Le risque ne se limite pas aux grands groupes. De nombreuses PME exportatrices dépendent indirectement du marché américain via des sous-traitants, des distributeurs ou des chaînes de valeur intégrées. Une taxe supplémentaire peut alors se répercuter à plusieurs niveaux : contrats renégociés, commandes reportées, volumes réduits, voire gel de certains investissements. Dans un environnement déjà marqué par des coûts de financement élevés et des tensions énergétiques persistantes, cette incertitude pèse lourdement sur les décisions commerciales.
La demande de Roland Lescure en faveur d’une mise en œuvre rapide de l’accord de Turnberry répond précisément à cette inquiétude. Les entreprises ont besoin d’un cadre prévisible. Sans visibilité sur les tarifs, elles peinent à fixer leurs prix, à organiser leurs stocks et à planifier leur présence aux États-Unis. Le commerce international supporte mal les menaces permanentes.
Washington Paris et Bruxelles sous pression avant les prochaines décisions
Washington, Paris et Bruxelles entrent dans une séquence décisive, alors que la proposition américaine de surtaxes n’est pas encore définitive mais pèse déjà sur les relations transatlantiques. Les prochains arbitrages devront déterminer si les droits additionnels seront confirmés, modifiés ou abandonnés. Dans l’immédiat, chaque capitale cherche à défendre sa position sans provoquer une rupture ouverte, car les enjeux économiques dépassent largement le seul dossier du travail forcé.
À Washington, l’administration Trump doit démontrer que sa nouvelle stratégie tarifaire repose sur une base juridique robuste.
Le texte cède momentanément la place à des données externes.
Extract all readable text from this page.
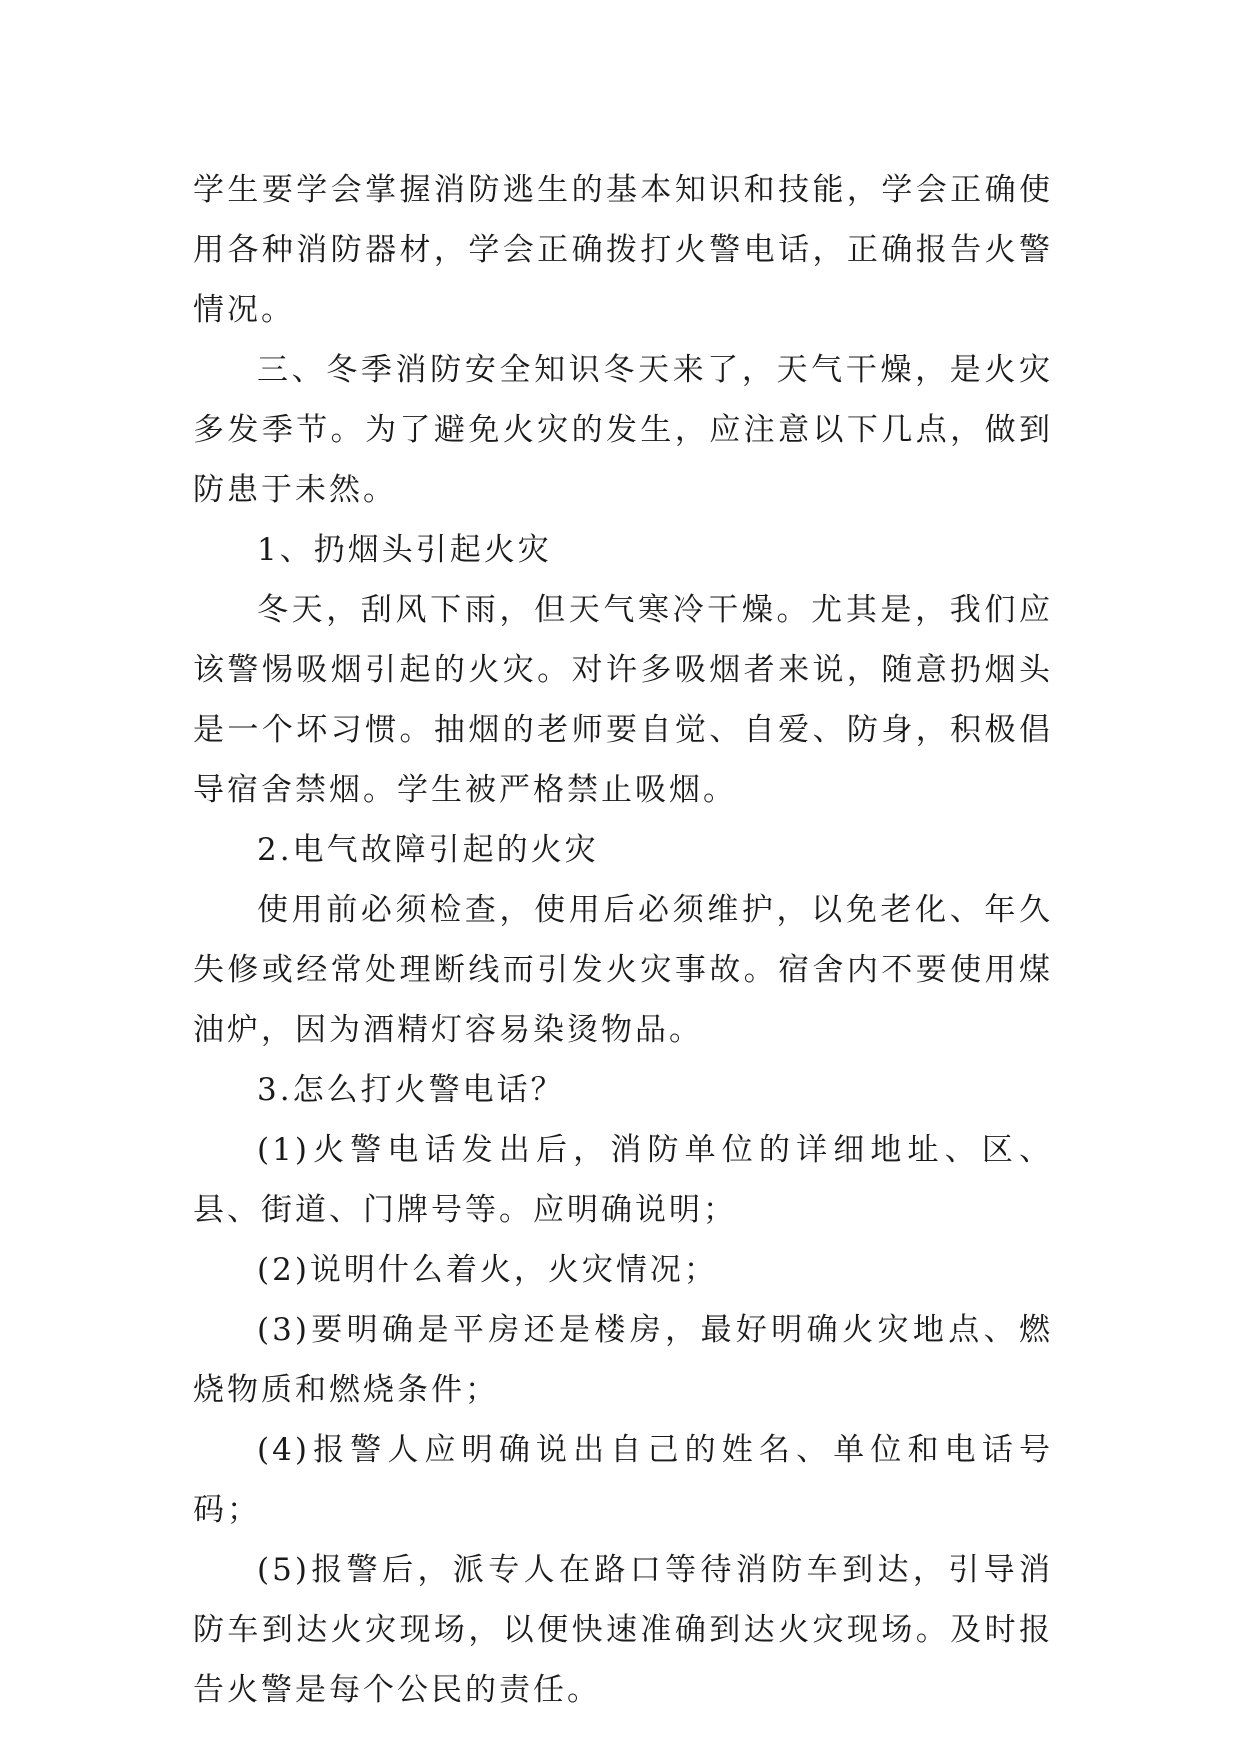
学生要学会掌握消防逃生的基本知识和技能，学会正确使用各种消防器材，学会正确拨打火警电话，正确报告火警情况。

三、冬季消防安全知识冬天来了，天气干燥，是火灾多发季节。为了避免火灾的发生，应注意以下几点，做到防患于未然。

1、扔烟头引起火灾

冬天，刮风下雨，但天气寒冷干燥。尤其是，我们应该警惕吸烟引起的火灾。对许多吸烟者来说，随意扔烟头是一个坏习惯。抽烟的老师要自觉、自爱、防身，积极倡导宿舍禁烟。学生被严格禁止吸烟。

2.电气故障引起的火灾

使用前必须检查，使用后必须维护，以免老化、年久失修或经常处理断线而引发火灾事故。宿舍内不要使用煤油炉，因为酒精灯容易染烫物品。

3.怎么打火警电话？

(1)火警电话发出后，消防单位的详细地址、区、县、街道、门牌号等。应明确说明；

(2)说明什么着火，火灾情况；

(3)要明确是平房还是楼房，最好明确火灾地点、燃烧物质和燃烧条件；

(4)报警人应明确说出自己的姓名、单位和电话号码；

(5)报警后，派专人在路口等待消防车到达，引导消防车到达火灾现场，以便快速准确到达火灾现场。及时报告火警是每个公民的责任。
Après l’annulation de précédentes surtaxes par la Cour suprême, toute faiblesse procédurale pourrait fragiliser l’ensemble du dispositif. À Paris, Roland Lescure veut maintenir une ligne ferme : refuser des mesures jugées injustifiées, tout en évitant une escalade qui pénaliserait les exportateurs français. À Bruxelles, la Commission européenne doit coordonner une réponse commune, ce qui suppose de concilier les intérêts parfois divergents des États membres.
Le calendrier est donc sensible. Une application rapide de l’accord de Turnberry pourrait calmer les tensions, mais elle ne règlera pas entièrement la question des enquêtes américaines. Si Washington persiste, l’Union européenne devra choisir entre la négociation, la contestation juridique et d’éventuelles mesures de rétorsion. Le bras de fer commercial reste ouvert.